Mas seria possível, face às crescentes dificuldades
da vida, num país cheio de injustiças e contradições como o nosso, se manter
bem-humorado por, pelo menos, uma parcela razoável do dia? Seria viável não
perder a compostura diante das sucessivas crises que nos acometem, numa
sociedade em permanente reforma, mas que, entra ano, sai ano, continua sempre
na mesma, repetindo os mesmíssimos erros e perpetuando os mesmos vícios?
Como portar um sorriso nos lábios, e ter sempre, na
ponta da língua, palavras gentis, quando somos bombardeados, da manhã até a
noite, por uma enxurrada de notícias ruins, que nos afetam, direta ou indiretamente?
Ou quando somos vítimas de uma infinidade de agressões gratuitas? A violência,
por exemplo, explode por toda a parte, nas ruas das grandes cidades. A
mendicância cresce. Sentimo-nos inseguros até dentro da própria casa. E
poderíamos desfiar um rosário imenso, quase interminável, de motivos para medo,
preocupação e o conseqüente mau-humor.
Repito, portanto, a pergunta: é possível conservar o
bom-humor, diante dessa realidade perversa e angustiante? Possibilidade sempre
existe. Pelo menos, temos a obrigação para conosco mesmos de fazer força para
isso. Para tanto, porém, é preciso que tenhamos nervos de aço. Ou que sejamos
dotadas de uma insensibilidade que nos aproxime de um mineral, de uma pedra, de
um objeto inanimado. Ou que tenhamos visão clara do que realmente somos e do
que aspiramos da vida.
Equilíbrio é a palavra chave. Claro que nem tudo é
ruim em nosso cotidiano. Há momentos agradáveis, e até felizes, que devem ser
preservados na memória, multiplicados ao máximo e, sobretudo, muito bem aproveitados.
Não é lícito, e nem justo, que descarreguemos nossas tensões, mágoas e
frustrações sobre quem não tem nada a ver com elas: a esposa, os filhos, os
vizinhos, os colegas de trabalho, aqueles que nos servem etc.etc.etc.etc.
Ressalte-se que os especialistas consideram doença o
mau-humor freqüente, constante, contumaz, permanente e imotivado e não aquelas
reações naturais, humanas, instintivas de irritação face às coisas
desagradáveis que nos aconteçam, que são desagradáveis, óbvio, porém
passageiras. Mas esse estado de espírito, normal, gerado por alguma
contrariedade, também não pode ser confundido com manifestações ditadas,
exclusivamente, pela má educação, das quais somos vítimas, às vezes, até,
várias vezes ao dia, em nossos relacionamentos cotidianos.

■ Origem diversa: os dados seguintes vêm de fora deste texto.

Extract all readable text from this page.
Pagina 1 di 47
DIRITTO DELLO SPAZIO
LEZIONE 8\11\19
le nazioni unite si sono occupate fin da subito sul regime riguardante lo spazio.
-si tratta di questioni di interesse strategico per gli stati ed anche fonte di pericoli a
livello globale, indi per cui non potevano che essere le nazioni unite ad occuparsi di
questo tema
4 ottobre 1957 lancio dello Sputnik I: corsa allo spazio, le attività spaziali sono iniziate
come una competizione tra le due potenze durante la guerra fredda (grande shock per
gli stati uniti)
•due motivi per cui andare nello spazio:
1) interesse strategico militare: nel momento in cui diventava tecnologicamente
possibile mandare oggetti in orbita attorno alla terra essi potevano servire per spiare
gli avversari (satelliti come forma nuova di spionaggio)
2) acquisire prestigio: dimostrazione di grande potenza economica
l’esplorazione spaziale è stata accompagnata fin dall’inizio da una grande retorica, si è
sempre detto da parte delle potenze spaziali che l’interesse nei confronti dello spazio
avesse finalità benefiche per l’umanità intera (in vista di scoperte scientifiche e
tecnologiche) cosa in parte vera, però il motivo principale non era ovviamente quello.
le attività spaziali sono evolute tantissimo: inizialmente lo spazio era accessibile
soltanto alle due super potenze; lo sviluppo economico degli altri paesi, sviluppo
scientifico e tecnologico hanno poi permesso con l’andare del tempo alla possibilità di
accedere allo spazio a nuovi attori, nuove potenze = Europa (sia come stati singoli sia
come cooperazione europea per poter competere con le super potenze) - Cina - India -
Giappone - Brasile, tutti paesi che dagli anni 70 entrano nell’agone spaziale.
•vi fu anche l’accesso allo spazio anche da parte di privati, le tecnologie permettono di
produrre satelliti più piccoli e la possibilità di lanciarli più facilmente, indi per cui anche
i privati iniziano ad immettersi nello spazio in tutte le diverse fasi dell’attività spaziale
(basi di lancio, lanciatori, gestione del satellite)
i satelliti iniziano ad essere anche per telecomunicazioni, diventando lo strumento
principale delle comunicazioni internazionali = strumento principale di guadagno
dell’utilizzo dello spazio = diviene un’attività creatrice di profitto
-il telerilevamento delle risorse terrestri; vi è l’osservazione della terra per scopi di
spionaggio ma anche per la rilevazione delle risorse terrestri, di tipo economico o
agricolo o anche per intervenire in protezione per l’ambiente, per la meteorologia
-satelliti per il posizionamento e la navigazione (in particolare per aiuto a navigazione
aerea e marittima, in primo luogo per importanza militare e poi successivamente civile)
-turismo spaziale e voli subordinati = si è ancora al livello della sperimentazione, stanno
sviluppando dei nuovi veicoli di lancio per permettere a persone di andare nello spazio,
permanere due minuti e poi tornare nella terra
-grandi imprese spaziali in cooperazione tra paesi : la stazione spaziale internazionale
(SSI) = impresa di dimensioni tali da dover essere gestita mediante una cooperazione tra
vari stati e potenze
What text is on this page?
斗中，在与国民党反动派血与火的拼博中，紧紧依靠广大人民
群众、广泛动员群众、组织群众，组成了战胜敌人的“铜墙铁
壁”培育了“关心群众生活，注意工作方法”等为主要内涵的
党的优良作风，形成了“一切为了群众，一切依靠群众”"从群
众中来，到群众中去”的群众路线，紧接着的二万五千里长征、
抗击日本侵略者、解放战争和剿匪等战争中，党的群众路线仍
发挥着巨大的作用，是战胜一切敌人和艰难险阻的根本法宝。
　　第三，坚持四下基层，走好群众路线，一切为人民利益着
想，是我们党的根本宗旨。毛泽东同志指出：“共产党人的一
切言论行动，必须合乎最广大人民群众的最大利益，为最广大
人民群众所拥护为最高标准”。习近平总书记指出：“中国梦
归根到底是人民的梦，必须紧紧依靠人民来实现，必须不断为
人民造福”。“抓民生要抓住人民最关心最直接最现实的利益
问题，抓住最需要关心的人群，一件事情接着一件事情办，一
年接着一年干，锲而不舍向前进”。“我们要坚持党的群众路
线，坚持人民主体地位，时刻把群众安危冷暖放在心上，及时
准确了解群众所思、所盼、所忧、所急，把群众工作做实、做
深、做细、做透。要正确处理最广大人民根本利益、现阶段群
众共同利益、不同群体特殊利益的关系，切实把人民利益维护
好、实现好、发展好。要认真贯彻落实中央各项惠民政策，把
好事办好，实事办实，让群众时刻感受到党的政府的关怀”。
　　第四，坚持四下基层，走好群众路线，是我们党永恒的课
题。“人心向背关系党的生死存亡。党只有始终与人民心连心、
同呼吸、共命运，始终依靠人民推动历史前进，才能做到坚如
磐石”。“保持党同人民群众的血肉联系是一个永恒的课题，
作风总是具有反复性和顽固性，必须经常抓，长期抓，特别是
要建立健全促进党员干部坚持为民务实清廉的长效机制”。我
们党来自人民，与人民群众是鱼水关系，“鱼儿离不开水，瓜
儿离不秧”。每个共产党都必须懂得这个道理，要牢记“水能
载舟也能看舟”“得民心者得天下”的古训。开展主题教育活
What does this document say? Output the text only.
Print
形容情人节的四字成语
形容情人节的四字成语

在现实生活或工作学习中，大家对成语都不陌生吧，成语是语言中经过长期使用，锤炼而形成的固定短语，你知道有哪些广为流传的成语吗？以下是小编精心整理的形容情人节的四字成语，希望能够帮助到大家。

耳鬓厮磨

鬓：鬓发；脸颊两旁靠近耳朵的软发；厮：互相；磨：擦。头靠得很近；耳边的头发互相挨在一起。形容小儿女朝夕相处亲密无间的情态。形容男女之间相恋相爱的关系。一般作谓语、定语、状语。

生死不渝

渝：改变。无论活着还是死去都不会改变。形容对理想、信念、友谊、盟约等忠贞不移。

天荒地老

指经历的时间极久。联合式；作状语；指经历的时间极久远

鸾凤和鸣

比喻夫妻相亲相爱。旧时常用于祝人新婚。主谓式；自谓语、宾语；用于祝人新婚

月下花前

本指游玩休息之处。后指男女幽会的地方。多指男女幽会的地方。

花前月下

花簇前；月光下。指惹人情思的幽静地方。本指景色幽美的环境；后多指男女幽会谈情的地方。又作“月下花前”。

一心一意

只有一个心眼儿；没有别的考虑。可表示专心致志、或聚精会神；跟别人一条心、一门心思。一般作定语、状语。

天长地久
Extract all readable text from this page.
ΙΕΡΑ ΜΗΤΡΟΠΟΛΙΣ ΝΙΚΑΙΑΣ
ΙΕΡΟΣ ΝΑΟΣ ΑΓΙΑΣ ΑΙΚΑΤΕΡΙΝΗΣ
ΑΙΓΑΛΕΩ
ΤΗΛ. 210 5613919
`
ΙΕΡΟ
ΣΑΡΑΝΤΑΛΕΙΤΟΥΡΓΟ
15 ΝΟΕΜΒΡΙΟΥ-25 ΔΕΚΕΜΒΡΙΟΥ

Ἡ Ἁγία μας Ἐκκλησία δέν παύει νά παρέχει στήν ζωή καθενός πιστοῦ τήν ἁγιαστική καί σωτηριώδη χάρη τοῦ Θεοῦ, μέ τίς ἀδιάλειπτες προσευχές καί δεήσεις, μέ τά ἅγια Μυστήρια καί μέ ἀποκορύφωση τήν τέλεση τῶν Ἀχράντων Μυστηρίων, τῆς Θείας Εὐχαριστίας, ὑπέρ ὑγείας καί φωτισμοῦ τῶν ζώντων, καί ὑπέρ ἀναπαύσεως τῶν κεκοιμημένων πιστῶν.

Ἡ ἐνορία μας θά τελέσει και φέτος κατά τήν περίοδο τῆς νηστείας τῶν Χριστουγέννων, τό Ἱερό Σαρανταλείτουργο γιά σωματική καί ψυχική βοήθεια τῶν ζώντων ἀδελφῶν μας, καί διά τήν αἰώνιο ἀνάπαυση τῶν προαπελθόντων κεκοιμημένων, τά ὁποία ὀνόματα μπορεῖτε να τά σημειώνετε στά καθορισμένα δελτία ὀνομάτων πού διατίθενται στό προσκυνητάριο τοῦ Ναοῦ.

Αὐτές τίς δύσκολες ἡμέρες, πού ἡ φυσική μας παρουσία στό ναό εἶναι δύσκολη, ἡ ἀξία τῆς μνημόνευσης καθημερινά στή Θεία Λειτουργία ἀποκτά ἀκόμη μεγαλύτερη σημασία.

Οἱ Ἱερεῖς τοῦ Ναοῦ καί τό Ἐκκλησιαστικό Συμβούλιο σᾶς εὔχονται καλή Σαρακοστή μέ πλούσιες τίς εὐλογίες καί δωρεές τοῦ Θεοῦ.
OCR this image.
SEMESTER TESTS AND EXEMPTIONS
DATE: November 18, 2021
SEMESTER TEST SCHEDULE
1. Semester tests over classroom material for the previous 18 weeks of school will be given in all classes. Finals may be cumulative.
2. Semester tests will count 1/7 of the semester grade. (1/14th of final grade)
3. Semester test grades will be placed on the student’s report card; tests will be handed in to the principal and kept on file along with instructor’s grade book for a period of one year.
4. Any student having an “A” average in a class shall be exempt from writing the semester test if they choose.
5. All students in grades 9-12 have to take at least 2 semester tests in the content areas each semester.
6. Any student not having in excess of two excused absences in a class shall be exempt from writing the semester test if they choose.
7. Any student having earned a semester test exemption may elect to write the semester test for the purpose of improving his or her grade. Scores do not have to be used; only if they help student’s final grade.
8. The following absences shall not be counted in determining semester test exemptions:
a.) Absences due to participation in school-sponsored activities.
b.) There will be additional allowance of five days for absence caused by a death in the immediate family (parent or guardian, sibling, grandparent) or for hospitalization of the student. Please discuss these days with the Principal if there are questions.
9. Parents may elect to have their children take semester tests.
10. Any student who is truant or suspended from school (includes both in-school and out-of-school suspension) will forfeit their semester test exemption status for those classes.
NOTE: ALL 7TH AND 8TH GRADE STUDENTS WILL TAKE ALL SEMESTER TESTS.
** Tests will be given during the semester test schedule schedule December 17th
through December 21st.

Há pessoas cuja especialidade parece ser a de
chatear os outros. Há funcionários que lidam com o público que, descontentes
com a função que exercem, ou com o salário que recebem, ou com outra coisa
qualquer, tratam a todos, indistintamente, aos trancos e barrancos. Descarregam
suas frustrações em quem encontrarem pela frente, sem escolher cara.
Criticam e condenam tudo e todos. Criam regras e
normas sem sentido ou necessidade, que apenas complicam o bom andamento do
serviço. Inventam pretextos mil, em repartições públicas, para desperdiçar o
tempo alheio, com exigências de cópias de documentos e de requerimentos
absolutamente inúteis e, portanto, dispensáveis. Apegam-se a uma burocracia
inútil, irritante e perdulária. Estes carrancudos crônicos, todavia, não são,
na verdade, mal-humorados, no sentido patológico, classificado pelos
especialistas. São é mal-educados, estúpidos e sumamente chatos. Mas esta já é
uma outra história.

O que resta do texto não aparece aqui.